For the flakier varieties such as puff or flaky pastry you can use a strong, bread flour which has a higher gluten content. This will help to make the dough even flakier.
Keep the wholemeal or wholewheat flours for shortcrust, as the bran content will prevent flaky and puff pastry from forming flakes.
There are a number of types of fat that can be used, including a mixture of those below.
This gives good results, with flavour, colour, and some shortness.
Hard or block margarine is best as the soft kind can become oily and melt too quickly when you are rubbing it into the flour.
Another excellent choice, with a nice flavour which makes light, short pastry. However, the cost may prevent it being used on a regular basis.
This makes lovely short, crispy pastry, but it lacks colour.

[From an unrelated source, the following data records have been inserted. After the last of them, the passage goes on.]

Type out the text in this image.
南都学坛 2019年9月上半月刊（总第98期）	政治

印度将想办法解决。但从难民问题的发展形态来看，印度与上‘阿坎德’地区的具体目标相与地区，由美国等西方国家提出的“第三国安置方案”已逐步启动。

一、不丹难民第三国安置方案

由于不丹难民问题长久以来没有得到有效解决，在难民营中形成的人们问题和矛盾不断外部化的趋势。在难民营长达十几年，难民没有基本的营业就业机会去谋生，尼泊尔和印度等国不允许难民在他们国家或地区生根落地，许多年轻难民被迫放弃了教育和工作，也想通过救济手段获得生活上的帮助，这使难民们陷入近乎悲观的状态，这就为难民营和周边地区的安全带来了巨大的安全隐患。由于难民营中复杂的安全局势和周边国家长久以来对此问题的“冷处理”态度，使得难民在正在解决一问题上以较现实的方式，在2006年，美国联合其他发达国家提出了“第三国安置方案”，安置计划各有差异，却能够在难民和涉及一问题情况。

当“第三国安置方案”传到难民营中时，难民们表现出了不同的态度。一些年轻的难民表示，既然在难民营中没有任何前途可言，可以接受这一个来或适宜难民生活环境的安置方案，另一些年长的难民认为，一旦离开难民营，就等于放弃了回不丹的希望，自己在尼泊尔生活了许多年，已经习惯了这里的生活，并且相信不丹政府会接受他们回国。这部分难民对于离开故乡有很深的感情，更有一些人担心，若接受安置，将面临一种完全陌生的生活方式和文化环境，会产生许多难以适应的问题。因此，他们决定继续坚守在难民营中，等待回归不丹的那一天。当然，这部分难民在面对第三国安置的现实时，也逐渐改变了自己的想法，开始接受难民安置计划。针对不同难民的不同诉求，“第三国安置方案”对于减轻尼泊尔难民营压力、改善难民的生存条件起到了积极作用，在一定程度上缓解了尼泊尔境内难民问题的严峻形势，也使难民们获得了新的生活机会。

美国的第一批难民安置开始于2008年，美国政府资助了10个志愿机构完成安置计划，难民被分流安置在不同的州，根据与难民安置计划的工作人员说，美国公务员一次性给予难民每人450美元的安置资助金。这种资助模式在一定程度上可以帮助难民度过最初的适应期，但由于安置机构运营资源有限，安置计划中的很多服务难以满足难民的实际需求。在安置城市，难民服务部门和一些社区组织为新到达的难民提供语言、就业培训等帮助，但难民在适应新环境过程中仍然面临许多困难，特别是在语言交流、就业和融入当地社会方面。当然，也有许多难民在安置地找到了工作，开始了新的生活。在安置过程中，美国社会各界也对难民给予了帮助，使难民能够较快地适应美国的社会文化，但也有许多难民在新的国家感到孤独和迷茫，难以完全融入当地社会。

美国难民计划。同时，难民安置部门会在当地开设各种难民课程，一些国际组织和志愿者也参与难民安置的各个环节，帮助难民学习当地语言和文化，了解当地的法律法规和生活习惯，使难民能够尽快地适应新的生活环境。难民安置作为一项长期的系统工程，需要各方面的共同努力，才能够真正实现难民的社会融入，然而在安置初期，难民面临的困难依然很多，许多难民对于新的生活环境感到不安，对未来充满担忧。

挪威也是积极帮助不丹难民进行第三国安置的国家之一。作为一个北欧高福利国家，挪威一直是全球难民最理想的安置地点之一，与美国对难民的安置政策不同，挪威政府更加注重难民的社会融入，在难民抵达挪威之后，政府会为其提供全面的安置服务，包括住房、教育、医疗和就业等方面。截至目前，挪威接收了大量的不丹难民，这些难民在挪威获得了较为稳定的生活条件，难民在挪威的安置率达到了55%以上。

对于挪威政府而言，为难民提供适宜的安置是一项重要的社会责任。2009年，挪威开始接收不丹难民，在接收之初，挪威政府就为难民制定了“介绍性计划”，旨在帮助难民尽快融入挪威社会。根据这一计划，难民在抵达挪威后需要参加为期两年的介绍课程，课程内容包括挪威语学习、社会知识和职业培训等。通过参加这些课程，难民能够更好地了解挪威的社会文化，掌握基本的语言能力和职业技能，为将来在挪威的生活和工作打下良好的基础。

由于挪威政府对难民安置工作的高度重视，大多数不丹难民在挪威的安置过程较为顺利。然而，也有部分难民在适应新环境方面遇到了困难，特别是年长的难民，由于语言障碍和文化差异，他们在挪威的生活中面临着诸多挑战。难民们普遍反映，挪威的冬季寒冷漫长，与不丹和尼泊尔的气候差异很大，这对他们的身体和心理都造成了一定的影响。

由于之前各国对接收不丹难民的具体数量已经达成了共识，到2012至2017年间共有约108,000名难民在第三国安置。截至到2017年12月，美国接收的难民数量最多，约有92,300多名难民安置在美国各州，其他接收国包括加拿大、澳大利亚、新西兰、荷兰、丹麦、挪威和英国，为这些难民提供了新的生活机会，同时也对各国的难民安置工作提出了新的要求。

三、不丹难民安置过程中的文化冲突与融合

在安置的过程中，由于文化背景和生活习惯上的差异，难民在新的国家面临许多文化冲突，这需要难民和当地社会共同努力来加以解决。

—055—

Vegetable fats such as Trex, produce similar results to lard (without the animal fat) but produce a very pale result, with little flavour.
A mixture of fats
Ideally a mixture of lard (or shortening) with butter or margarine will make the best pastry. Remember it needs to be cold, so take it out of the fridge just before you use it.
Normally water is used as the liquid to bind the other ingredients into a dough. In the case of rich pastry an egg can serve the same purpose, however.
Again we need to use ice cold water, to prevent the fat in the mixture from beginning to melt. If this does happen, then the dough will be more difficult to handle, and the finished result may be too crumbly.